A Assembleia da República aprovou, no total, com votações variáveis, quatro votos – um do PS, um voto conjunto do PSD e CDS-PP, um do BE e outro do PCP – que têm em comum o pesar pelas mortes de mais de 60 palestinianos na Faixa de Gaza, em 14 de maio, e a condenação da escalada de violência na região.

Entre os pontos aprovados, destacam-se a alínea do texto do PCP que recomenda ao Governo português a condenação diplomática de Israel e um ponto do voto do BE que saúda a decisão do executivo em não se fazer representar “no ato provocatório da inauguração da embaixada dos Estados Unidos da América em Jerusalém”, igualmente com votos contra de PSD e CDS-PP.

O texto conjunto do PSD/CDS-PP, também aprovado com votos contra de BE, PCP e alguns deputados do PS, inclui uma condenação do “uso excessivo, desproporcional e letal da força por parte das forças de segurança israelitas”, mas, igualmente, de “todas as formas de manifestação radical e violenta, incluindo a utilização de civis como ‘escudos humanos’ designadamente por parte do Hamas”.

O voto conjunto do PSD e do CDS-PP foi o único em que foi pedida a votação por pontos: por unanimidade foi aprovado o primeiro ponto, que exprimia o pesar pela morte de mais de 60 pessoas, entre as quais civis e crianças.

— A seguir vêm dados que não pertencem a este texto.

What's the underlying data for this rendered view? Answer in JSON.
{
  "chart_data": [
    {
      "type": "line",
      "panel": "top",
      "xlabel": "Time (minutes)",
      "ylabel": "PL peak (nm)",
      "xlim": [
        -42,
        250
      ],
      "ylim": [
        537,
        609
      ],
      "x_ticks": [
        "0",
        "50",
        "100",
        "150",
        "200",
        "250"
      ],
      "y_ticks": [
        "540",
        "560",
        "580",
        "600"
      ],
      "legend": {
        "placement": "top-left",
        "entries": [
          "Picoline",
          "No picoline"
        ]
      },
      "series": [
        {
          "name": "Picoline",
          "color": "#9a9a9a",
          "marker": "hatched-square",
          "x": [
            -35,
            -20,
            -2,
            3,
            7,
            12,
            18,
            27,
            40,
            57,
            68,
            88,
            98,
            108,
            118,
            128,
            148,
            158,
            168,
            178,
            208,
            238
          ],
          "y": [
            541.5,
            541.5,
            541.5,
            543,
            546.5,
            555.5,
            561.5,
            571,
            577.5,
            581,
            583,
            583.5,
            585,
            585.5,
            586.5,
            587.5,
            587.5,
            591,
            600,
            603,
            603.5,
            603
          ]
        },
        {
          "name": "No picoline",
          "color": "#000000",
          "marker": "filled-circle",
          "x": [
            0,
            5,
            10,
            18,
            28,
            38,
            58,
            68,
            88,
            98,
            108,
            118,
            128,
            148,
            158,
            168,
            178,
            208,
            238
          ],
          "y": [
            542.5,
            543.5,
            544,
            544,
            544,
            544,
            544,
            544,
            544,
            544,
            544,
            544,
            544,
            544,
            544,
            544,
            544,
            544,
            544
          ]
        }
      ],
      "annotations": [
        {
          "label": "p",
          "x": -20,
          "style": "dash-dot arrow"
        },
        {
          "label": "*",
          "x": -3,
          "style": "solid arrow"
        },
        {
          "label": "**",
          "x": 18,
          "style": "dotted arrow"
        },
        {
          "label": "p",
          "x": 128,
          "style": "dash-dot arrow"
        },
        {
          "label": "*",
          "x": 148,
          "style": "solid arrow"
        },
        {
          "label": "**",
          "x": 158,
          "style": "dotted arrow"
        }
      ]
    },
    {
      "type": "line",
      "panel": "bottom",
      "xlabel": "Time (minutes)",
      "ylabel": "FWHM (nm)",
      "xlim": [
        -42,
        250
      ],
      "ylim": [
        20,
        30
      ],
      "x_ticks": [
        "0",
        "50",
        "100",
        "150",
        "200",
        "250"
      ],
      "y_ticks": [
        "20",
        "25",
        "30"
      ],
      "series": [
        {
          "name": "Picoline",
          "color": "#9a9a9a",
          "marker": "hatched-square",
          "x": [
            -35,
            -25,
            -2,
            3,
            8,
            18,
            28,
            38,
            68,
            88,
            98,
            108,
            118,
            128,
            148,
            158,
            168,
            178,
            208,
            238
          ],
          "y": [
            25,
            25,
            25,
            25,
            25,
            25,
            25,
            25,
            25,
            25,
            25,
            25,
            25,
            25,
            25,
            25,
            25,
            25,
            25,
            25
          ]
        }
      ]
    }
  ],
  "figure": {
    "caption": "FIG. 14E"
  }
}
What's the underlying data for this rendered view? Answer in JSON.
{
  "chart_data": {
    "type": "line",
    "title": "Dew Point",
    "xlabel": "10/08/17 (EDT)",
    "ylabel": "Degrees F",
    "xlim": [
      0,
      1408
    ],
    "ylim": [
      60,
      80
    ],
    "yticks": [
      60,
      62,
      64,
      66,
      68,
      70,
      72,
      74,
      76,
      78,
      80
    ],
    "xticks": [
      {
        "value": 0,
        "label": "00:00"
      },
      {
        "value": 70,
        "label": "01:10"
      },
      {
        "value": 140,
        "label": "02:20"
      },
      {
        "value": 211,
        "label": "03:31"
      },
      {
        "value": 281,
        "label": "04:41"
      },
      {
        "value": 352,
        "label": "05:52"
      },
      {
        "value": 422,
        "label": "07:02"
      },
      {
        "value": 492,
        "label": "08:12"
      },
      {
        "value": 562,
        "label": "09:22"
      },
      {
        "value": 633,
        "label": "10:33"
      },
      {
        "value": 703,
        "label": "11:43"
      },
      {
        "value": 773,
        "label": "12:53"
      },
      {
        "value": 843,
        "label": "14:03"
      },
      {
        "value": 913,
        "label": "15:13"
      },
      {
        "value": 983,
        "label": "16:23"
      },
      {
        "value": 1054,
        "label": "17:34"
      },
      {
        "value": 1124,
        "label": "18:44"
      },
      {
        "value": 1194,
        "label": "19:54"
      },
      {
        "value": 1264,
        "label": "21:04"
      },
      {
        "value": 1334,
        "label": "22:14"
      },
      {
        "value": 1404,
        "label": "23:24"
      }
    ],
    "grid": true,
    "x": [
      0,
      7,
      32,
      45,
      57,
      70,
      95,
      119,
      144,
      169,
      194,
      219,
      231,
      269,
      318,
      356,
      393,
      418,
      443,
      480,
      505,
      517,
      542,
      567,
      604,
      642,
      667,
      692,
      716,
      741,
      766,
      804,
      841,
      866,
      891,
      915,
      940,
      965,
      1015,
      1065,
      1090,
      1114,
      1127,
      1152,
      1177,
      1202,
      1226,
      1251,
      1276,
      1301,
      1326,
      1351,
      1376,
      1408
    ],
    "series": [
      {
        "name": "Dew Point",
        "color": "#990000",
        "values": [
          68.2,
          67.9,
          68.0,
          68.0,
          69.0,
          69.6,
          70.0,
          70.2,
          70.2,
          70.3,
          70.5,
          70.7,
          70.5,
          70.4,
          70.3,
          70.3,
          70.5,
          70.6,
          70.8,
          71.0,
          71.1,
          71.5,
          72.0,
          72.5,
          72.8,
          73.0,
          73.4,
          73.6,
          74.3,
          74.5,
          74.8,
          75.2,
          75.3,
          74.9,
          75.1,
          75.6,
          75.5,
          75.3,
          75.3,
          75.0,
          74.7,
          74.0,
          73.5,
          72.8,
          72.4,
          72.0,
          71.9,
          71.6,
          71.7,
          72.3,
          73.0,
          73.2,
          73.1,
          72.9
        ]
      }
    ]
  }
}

Os restantes pontos, nos quais se incluem a condenação quer de Israel quer do Hamas e ainda um apelo a uma ação firme da União Europeia “em detrimento de atitudes unilaterais”, contaram com os votos favoráveis de PSD, PS, CDS-PP e PAN, contra de BE, PCP, PEV e de quatro deputados do PS (Wanda Guimarães, Isabel Moreira, Carla Sousa e Catarina Marcelino) e com a abstenção de outros quatro parlamentares socialistas (Alexandre Quintanilha, Margarida Marques, Maria da Luz Rosinha e Paulo Trigo Pereira).

O texto mais consensual acabou por ser o do PS, que não teve votos contra, e contou com a abstenção do BE, PCP e PEV e de dois deputados do CDS-PP: João Rebelo e Ilda Araújo Novo.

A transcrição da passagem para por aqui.